Stable topological modes in two-dimensional Ginzburg-Landau models with trapping potentials

TL;DR

This paper demonstrates the existence of stable crater-shaped vortex solitons with vorticity S=1 in two-dimensional Ginzburg-Landau models with external trapping potentials, expanding the understanding of vortex stability in laser media.

Contribution

It introduces stable S=1 vortex rings in 2D Ginzburg-Landau models with different external potentials, a novel finding in the context of vortex stability.

Findings

Stable S=1 vortex rings identified in both parabolic and periodic potentials.

Unstable S=2 vortices split into stable tripoles.

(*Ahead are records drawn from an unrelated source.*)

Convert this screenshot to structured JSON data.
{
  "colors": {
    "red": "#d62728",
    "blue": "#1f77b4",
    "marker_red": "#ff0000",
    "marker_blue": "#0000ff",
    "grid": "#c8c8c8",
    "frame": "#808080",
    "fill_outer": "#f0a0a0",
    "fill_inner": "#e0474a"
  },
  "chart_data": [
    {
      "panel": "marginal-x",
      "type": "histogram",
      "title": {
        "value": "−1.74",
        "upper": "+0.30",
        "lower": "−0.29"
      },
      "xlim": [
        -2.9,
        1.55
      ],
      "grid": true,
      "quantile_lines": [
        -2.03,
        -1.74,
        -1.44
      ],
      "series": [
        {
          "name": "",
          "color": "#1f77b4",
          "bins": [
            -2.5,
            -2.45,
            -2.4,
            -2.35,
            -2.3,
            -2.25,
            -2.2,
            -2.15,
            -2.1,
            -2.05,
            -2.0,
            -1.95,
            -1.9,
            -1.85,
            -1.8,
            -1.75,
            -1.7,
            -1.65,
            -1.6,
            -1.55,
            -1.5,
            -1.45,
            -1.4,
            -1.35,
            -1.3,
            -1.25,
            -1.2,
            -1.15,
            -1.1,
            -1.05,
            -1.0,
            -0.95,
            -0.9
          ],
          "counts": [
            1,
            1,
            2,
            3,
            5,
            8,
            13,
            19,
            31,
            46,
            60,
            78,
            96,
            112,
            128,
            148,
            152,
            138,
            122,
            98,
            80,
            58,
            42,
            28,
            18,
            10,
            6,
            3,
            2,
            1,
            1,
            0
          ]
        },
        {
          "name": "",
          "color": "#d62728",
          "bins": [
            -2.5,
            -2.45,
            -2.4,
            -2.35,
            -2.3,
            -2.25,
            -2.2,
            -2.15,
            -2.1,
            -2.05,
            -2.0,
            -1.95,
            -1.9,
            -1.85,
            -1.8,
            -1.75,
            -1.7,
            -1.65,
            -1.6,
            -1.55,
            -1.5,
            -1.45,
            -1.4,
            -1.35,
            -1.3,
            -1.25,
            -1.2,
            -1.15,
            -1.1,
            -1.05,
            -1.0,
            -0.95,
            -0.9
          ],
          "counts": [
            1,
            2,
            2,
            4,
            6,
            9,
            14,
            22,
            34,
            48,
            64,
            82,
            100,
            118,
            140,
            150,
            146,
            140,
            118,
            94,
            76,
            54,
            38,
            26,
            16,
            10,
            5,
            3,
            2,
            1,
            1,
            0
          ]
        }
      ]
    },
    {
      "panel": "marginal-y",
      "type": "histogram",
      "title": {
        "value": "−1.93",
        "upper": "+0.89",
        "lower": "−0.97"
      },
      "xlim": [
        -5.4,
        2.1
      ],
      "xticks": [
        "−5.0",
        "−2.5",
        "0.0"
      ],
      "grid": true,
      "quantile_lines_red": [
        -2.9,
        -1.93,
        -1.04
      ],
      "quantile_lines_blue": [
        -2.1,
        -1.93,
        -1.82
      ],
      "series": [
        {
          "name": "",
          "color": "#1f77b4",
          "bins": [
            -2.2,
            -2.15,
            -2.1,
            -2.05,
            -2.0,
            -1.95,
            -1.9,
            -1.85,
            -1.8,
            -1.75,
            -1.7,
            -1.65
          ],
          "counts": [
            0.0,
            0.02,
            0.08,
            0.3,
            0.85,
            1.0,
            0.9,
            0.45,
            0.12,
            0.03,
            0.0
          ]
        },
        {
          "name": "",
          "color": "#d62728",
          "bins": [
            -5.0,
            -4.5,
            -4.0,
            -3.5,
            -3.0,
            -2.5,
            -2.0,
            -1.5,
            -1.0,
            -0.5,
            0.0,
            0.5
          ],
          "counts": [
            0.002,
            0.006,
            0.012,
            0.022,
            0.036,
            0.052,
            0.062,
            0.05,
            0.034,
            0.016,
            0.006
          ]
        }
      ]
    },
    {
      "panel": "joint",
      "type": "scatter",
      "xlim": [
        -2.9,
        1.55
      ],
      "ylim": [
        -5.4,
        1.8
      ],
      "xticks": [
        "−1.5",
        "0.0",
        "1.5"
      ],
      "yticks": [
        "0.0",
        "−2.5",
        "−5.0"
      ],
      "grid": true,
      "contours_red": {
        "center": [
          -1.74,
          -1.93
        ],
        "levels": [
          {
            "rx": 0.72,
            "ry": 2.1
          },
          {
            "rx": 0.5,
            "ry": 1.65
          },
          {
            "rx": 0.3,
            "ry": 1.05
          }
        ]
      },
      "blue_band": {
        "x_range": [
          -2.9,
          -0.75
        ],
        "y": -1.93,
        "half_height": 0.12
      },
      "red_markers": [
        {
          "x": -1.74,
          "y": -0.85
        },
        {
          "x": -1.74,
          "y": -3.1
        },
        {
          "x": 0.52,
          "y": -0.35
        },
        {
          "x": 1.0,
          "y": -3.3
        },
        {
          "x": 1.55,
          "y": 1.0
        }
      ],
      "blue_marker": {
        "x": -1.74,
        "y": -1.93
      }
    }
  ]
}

Periodic potential stabilizes quadrupoles with S=2.

Abstract

Complex Ginzburg-Landau (CGL) models of laser media (with the cubic-quintic nonlinearity) do not contain an effective diffusion term, which makes all vortex solitons unstable in these models. Recently, it has been demonstrated that the addition of a two-dimensional periodic potential, which may be induced by a transverse grating in the laser cavity, to the CGL equation stabilizes compound (four-peak) vortices, but the most fundamental "crater-shaped" vortices (CSVs), alias vortex rings, which are, essentially, squeezed into a single cell of the potential, have not been found before in a stable form. In this work we report families of stable compact CSVs with vorticity S=1 in the CGL model with the external potential of two different types: an axisymmetric parabolic trap, and the periodic potential. In both cases, we identify stability region for the CSVs and for the fundamental solitons (S=0). Those CSVs which are unstable in the axisymmetric potential break up into robust dipoles. All the vortices with S=2 are unstable, splitting into tripoles. Stability regions for the dipoles and tripoles are identified too. The periodic potential cannot stabilize CSVs with S>=2 either; instead, families of stable compact square-shaped quadrupoles are found.